Are you positive?!
Because I’m not.
Positivity is something which doesn’t come as naturally to me as it does to other people. I think years of depression has a given me a negative mindset and as a result, I feel that I have to work harder to be positive than a lot of people, however I feel that recently I have gotten the hang of it. I have decided that this year is the year I get my life sorted. I am more motivated than I have ever been and I am actually being proactive this time.
I was having a conversation with a friend recently about the idea of New Years Resolutions.
He told me he didn’t like the idea of them because then it is a reason to get complacent towards the end of the year because “I can start again next year.” and I get that. I actually do agree that if you’re deciding to do something just because it’s a new year and you’re going to eventually slack off and not bother by the end of it, then there’s not much point. However, for me the idea of drawing a line under the previous year is an exciting one. It means everything that happened is in the past. I can deadbolt the door and leave the negative people and events firmly where they belong.

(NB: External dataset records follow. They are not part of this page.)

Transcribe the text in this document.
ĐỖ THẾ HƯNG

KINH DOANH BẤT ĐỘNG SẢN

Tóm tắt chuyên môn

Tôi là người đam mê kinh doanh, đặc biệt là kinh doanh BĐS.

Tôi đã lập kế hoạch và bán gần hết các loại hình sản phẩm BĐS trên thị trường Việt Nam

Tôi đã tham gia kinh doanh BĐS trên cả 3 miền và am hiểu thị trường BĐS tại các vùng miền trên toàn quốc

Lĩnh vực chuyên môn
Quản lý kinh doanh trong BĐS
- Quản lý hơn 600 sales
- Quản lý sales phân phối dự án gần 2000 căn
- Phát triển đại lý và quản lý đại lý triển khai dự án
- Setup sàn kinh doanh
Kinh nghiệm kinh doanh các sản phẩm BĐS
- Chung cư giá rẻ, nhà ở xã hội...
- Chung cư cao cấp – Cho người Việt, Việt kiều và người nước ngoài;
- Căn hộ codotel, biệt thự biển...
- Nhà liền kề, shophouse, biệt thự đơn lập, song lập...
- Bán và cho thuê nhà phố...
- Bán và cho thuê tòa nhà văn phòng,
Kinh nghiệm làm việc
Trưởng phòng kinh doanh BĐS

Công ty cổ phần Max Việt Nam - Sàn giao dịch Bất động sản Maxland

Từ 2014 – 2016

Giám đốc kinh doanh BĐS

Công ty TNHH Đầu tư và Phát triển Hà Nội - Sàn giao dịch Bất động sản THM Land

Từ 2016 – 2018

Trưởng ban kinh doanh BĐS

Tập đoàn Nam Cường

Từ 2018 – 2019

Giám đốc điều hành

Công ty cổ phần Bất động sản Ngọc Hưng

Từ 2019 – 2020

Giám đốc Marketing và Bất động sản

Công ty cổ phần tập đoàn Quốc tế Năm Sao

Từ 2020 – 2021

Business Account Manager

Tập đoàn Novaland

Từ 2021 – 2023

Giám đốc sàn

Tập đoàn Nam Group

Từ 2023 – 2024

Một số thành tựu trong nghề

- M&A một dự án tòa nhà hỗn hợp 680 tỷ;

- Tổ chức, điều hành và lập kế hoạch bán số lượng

This year I have several targets all of which are based around being more motivated and consistent with creative projects. It means taking a bit of a gamble but if it pays off then it will be worth it.
The biggest and most difficult challenge for the next year however is one of the things which I know a lot of people will understand because they struggle with it to:
Stop caring what people think of me!
Now I don’t say that because I want to go out and be reckless, start fights and strip off in the street, I say that because I have spent most of my life not putting my creative projects online, not applying for jobs and basically chickening out of things that I want to do because I’m worried that people will judge me. This is, to put it bluntly, really really stupid. In reality we aren’t here for that long before we die and we’re all just sitting here worried about doing the things we love because someone else might not get it? Why sacrifice our own happiness because someone might say something mean or laugh at us? Yes, it might hurt me for a bit but does that take away from the enjoyment I got out of doing whatever it was? Probably not.
This is the year of positivity and doing what I want because I want to do it.